Au cours de la campagne 2015–2016, les orges d’hiver, d’abord sur une tendance prometteuse jusqu’à la fin du mois d’avril, ont vu leur rendement progressivement se dégrader en fin de printemps jusqu’au début de l’été sous l’effet du froid, de la pluviosité et du manque d’ensoleillement. Ces mauvaises conditions climatiques de fin de cycle ont également affecté la qualité des orges brassicoles : calibrages modestes et teneurs en protéines élevées imposent aux acteurs de l’aval un travail approfondi sur les grains. Sur ce marché spécifique, ce constat ne permet néanmoins pas encore d’avoir une vue précise de la situation globale, très dépendante des résultats de rendements et de la qualité des orges de printemps. Enfin, les PS sont corrects dans le grand Ouest mais assez faibles ailleurs.

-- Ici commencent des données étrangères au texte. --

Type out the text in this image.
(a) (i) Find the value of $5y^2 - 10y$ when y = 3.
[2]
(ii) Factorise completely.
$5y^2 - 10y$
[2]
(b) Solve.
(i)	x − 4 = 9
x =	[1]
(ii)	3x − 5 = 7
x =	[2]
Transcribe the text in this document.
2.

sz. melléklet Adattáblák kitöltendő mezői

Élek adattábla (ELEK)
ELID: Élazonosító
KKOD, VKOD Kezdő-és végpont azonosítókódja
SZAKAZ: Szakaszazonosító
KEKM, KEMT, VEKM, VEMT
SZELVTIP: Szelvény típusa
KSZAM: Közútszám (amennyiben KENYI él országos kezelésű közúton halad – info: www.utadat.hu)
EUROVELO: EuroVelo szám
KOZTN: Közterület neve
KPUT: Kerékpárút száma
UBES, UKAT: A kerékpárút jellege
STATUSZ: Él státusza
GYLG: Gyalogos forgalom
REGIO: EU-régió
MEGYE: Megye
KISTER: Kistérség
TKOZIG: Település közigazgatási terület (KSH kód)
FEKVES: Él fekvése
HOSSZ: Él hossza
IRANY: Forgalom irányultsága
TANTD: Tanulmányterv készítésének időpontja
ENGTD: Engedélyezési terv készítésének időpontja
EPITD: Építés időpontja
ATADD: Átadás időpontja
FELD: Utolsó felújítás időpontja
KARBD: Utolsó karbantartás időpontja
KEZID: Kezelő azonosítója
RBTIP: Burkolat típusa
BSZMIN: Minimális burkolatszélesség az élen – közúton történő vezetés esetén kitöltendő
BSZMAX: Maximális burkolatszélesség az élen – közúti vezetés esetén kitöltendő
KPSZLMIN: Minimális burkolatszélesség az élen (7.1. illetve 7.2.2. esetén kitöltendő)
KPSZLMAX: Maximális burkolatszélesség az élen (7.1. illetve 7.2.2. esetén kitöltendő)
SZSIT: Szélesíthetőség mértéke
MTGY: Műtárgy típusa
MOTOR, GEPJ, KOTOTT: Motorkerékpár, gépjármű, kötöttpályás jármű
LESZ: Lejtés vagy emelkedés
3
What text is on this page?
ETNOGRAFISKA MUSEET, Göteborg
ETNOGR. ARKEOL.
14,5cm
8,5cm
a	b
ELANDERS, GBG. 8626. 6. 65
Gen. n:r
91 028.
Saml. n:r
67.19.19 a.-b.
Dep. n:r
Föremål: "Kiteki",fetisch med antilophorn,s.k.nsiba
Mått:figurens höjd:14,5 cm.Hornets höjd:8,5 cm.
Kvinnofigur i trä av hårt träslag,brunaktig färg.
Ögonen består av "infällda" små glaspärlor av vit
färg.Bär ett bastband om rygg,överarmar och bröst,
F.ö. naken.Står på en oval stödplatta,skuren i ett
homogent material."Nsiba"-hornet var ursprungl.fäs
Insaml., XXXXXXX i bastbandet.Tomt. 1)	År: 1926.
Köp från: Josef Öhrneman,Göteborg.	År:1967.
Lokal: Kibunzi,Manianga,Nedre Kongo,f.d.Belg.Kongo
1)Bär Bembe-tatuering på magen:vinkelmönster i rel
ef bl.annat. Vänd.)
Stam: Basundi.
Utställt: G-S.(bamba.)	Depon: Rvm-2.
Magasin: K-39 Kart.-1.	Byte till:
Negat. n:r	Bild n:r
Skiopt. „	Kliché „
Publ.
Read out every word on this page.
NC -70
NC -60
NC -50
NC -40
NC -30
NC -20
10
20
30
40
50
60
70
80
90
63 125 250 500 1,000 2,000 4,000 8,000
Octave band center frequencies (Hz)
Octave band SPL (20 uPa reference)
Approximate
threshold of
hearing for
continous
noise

Acte I : tout va très bien jusqu’à la mise en place des peuplements d’épis

Base de la réussite d’une orge d’hiver : s’implanter tôt en bonnes conditions. Après plusieurs automnes au climat chaotique, la majorité des semis sont réalisés précocement puis lèvent dans la foulée grâce à un retour des pluies et sous un régime de températures douces. Les conditions sont réunies pour réaliser des désherbages précoces avec des produits racinaires.

Les pucerons d’automne, vecteurs de la jaunisse nanisante, sont présents, durablement semble-t-il, en particulier dans l’ouest et le centre de la France.

A partir de novembre, les températures sont très douces. En conséquence, le tallage est abondant et le stade épi 1 cm arrive tôt dès les premiers jours de mars dans les situations précoces. Que ce soit courant tallage comme au stade épi 1 cm, il pleut suffisamment pour que les apports d’engrais azotés soient bien valorisés.

Puis la montaison s’engage sous un climat qui se refroidit, avec de fortes gelées fin avril dans l’Est, et sous un régime de pluies fréquentes. En conséquence, la montaison s’éternise mais reste favorable à la mise en place de peuplements épis non limitants dans tous les milieux.

Après avoir enregistré une avance d’une dizaine de jours sur la normale au stade épi 1 cm, les orges d’hiver finissent par épier avec autant de retard. Ces conditions sont très favorables au développement de la rhynchosporiose, d’autant plus que les deux variétés les plus cultivées, Etincel et Isocel, y sont particulièrement sensibles.

Acte II : à partir de l’épiaison, tout bascule dans la « nuit », le froid et la pluie

Après une fécondation relativement épargnée par le mauvais temps, le remplissage des grains se réalise sous un climat pluvieux, froid et sans ensoleillement du début du mois de mai jusqu’à la maturité physiologique, entre mi et fin juin. Dans ces conditions, par défaut de photosynthèse et de conditions poussantes, la taille des enveloppes des grains est petite et leur remplissage est limité. Dans le même temps, les épis sont affectés de symptômes, soit physiologiques, soit sanitaires, soit les deux. Par ailleurs, les graminées adventices finalement mal contrôlées prennent souvent le dessus.

Compte-tenu de la tardivité de l’année enregistrée depuis la fin du printemps, la récolte des orges d’hiver s’est réalisée seulement au cours de la première quinzaine de juillet voire jusqu’à la fin du mois dans les zones tardives du nord de la France.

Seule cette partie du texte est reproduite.